Fundamental Comment

Fed minutes: Many officials saw need to cut rates, dollar continues decline

Many officials saw need to cut rates, dollar continues decline

According to the minutes of June 18-19 monetary policy meeting released on Wednesday, many Federal Reserve officials said they would be willing to cut interest rates if risks and uncertainties continued to weigh on the economic outlook, adding more pressure on the U.S. dollar.

Federal Reserve officials were split about whether to lower interest rates during their two-day meeting in the middle of June, with some members pushing for easier monetary policy.

“Many judged additional monetary policy accommodation would be warranted in the near term should these recent developments prove to be sustained and continue to weigh on the economic outlook,’’ the minutes said.

“Several” policy makers said a near-term rate cut was warranted from a risk-management perspective because it “could help cushion the effects of possible future adverse shocks to the economy,” the minutes revealed.

Many officials noted not only that risks to inflation were weighted to the downside, expressing their concern about the ability of the rate to reach the 2 percent goal.

In addition, Fed Chairman Jerome Powell told lawmakers in testimony Wednesday that the economic outlook hasn't improved since June's meeting.

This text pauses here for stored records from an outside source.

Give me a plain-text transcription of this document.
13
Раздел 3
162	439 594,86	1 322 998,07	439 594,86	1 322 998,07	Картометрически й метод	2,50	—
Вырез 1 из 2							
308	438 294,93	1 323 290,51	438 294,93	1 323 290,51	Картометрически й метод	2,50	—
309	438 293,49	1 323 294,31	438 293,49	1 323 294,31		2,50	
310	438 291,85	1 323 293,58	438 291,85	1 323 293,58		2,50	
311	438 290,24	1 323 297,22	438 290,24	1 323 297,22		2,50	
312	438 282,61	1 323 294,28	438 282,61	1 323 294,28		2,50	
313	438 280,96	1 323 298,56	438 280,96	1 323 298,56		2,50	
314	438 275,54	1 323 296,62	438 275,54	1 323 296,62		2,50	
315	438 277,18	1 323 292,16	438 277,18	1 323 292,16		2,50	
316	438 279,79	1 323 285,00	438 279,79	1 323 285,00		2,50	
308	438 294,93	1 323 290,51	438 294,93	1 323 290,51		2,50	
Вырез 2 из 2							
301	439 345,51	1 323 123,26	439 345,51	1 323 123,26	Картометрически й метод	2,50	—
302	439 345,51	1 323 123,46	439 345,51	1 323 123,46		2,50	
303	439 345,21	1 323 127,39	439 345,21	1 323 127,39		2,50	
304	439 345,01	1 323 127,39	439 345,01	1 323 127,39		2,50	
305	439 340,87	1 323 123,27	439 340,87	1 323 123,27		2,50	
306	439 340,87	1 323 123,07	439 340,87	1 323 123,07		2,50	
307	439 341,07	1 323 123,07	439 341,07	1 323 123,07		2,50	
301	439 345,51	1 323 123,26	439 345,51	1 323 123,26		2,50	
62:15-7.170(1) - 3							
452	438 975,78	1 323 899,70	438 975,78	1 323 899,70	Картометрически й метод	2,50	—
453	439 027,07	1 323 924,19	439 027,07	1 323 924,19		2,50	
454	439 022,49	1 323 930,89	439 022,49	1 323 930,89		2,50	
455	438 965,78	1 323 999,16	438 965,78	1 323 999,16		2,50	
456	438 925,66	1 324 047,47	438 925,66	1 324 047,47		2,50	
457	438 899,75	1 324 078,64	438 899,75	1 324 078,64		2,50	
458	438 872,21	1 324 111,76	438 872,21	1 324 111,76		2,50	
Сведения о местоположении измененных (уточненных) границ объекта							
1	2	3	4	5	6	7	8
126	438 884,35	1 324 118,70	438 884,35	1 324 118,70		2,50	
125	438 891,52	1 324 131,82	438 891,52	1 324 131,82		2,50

The US index continued to decline after the Fed minutes, yet it decreased during the testimony of the Fed’s Chairman due to the high expectation of rates cut confirmed by Powell.

As of 14:30 ET, the US dollar index decreased by 0.38 percent to be 97.13, affected by the minutes of the Fed and the testimony of Powell.

The USD/JPY pair slipped 0.36 percent to 108.45, while the euro soared to a high of 1.1264 versus the greenback.

On the other hand, U.S. stocks were higher in the wake of Powell’s remarks, with the Dow Jones Industrial Average moving up by 0.28 percent up 75 points, as of 14:30 ET.

Gold prices jumped high after the minutes to break the one percent increase reaching $1,414.97 per ounce, augmenting 1.25 percent.